Усталым кивком он отделался от своего вопроса.
– Пойдем. Я тебя сейчас отфезу. Тебе лучше прихфатить с собой книшку и, не знаю, еще что. – Он опустил взгляд, разглядев-таки, что я в одних трусах и носках. Выгнул одну седую, жутко косматую бровь. – Штаны, наферное.
– Вам незачем подвозить меня за угол. Езжайте, посмотрите, все ли с вашим спортзалом о’кей. И не тревожьтесь за Шелли. Я буду там через пять минут.
Гром зарычал у него за спиной. Бросив еще один огорченный взгляд в небо, мистер Бьюкс подался в дверной проем и пожал мне руку двумя своими.
– Ты чертофски хороший мальчик, – возгласил он. – Шелли фсекда мне твердила об этом, знаешь ли. Всякий раз, как домой приходила. Ларри, это чертофски хороший мальчик. Сколько фсего забафного он рассказывает про конструирование. Берегись, Африканер. Фозьму и попрошу его сконструировать мне нофого муша, который не бреется в душе так, что потом тот выглядит, будто в нем хорька в клочки разорвало. – Он улыбнулся воспоминанию, хотя в остальном лицо его по-прежнему было помятым, в какой-то ужасный момент я даже подумал, что он опять примется плакать. Он же поднял руку и обхватил ею меня за шею: – Чертофски хороший мальчик, уверяла она. Она всегда отличала, когда в ком-то феличие сидело. И не тратила фремя на людей фторосортных, никокта-никокта. Только самые лучшие. Фсегда.
– Всегда? – спросил я.
Он пожал плечами и сказал, подмигнув:
– Фышла же она са меня замуш.
Глава 7
По пути за штанами я сделал крюк на кухню и набрал номер энергокомпании отца. Номер коммутатора я знал наизусть и подумал, может, они перебросят меня напрямую на рацию отца. Хотел уведомить его, где я буду: полагал, что есть вполне разумный шанс провести вечер, развалившись на диване четы Бьюксов. Только с того конца линии трубку никто не брал, да и гудков не было. Одно только долгое, мертвенное шипение. Я повесил трубку и собирался еще раз попробовать, когда сообразил, что в трубке вообще гудков нет.
До меня вдруг дошло, что на кухне очень уж сумрачно. Экспериментируя, я щелкнул выключателем. Светлее от этого не стало.

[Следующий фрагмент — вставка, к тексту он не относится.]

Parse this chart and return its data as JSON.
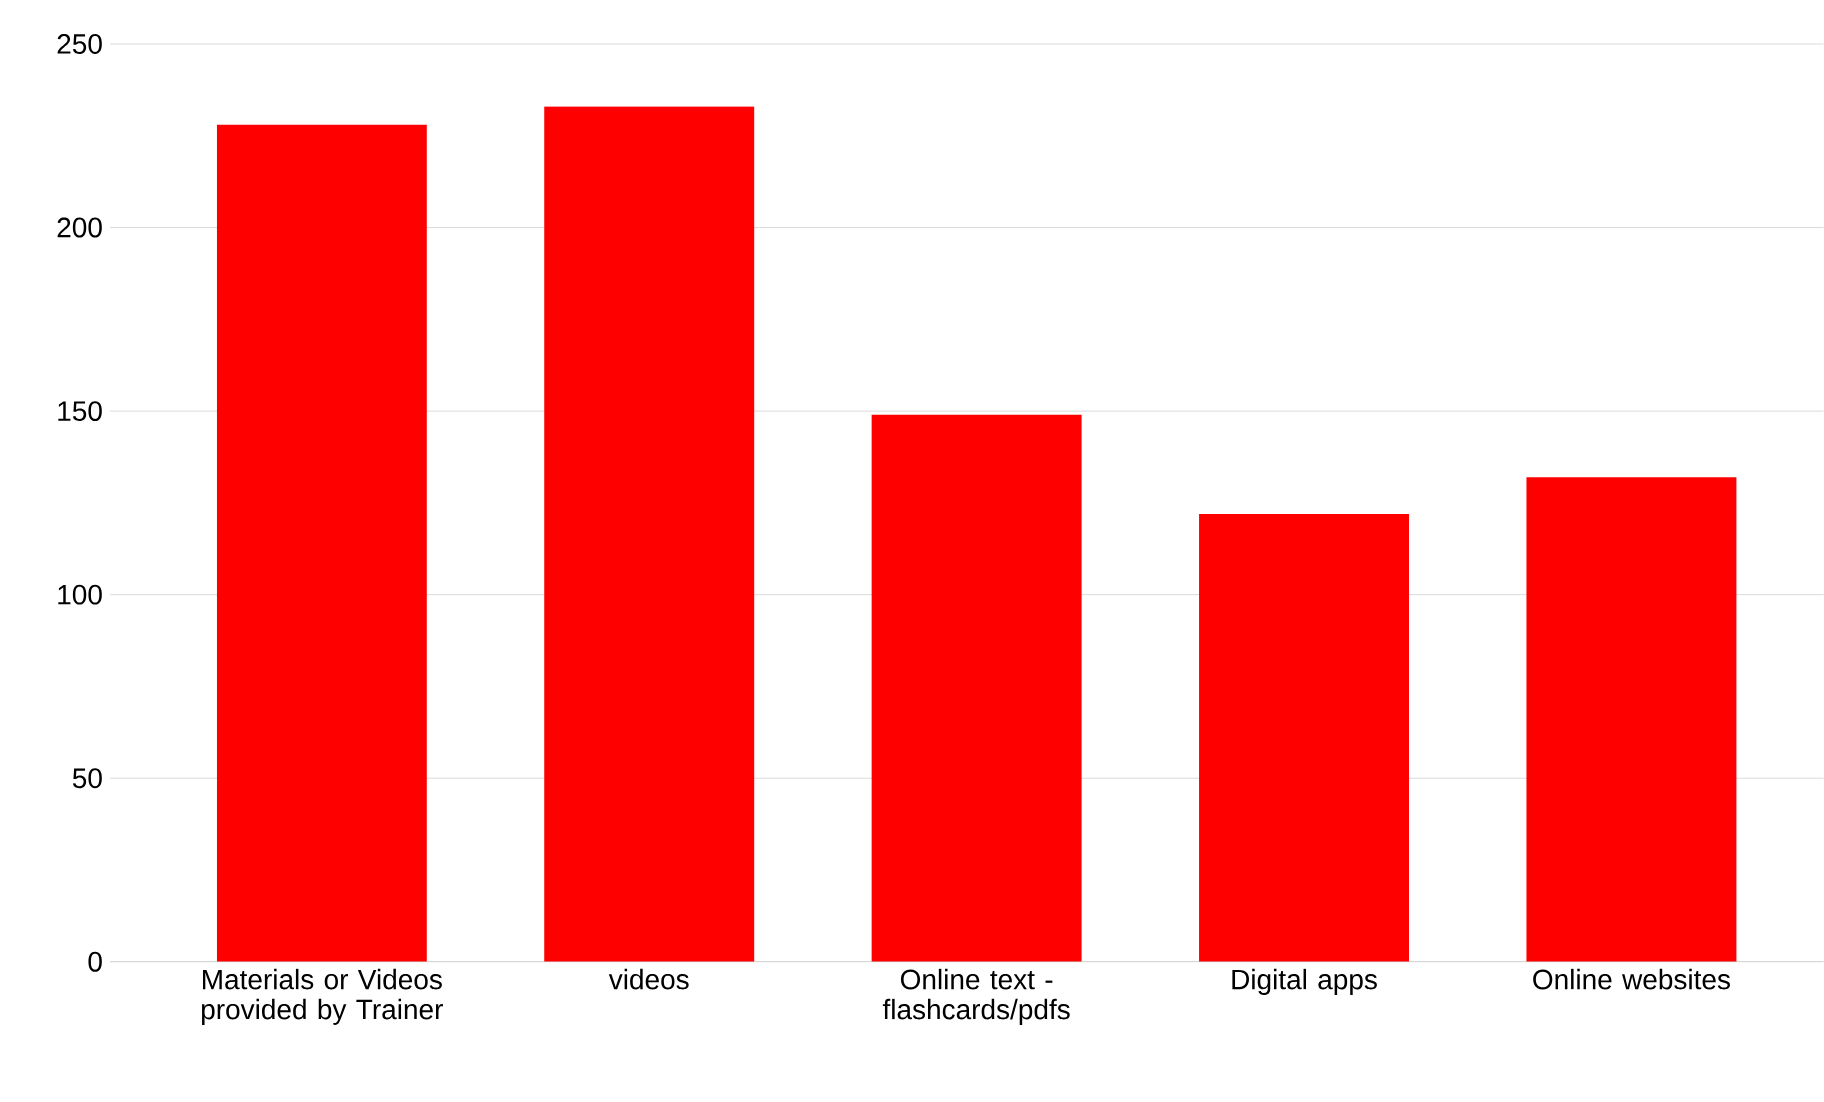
{
  "chart_data": {
    "type": "bar",
    "categories": [
      "Materials or Videos provided by Trainer",
      "videos",
      "Online text - flashcards/pdfs",
      "Digital apps",
      "Online websites"
    ],
    "values": [
      228,
      233,
      149,
      122,
      132
    ],
    "color": "#ff0000",
    "ylim": [
      0,
      250
    ],
    "yticks": [
      0,
      50,
      100,
      150,
      200,
      250
    ],
    "grid": "y"
  }
}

Я пошел к большому окну в гостиной и посмотрел на вымершую улицу: ни в едином окне не было света, хотя и было уже темно. Жившие напротив нас Амберсоны всегда сидели у телевизора, а вот сегодня в их окнах не было обычного голубого сияния. В какой-то момент, пока мы с мистером Бьюксом разговаривали, где-то на линии произошел обрыв, лишивший тока всю округу.
«Нет, – подумал я. – Это он».
У меня живот подвело. Неожиданно захотелось сесть. Во рту стоял привкус «Панамской причуды», отдававший сладкой желчью.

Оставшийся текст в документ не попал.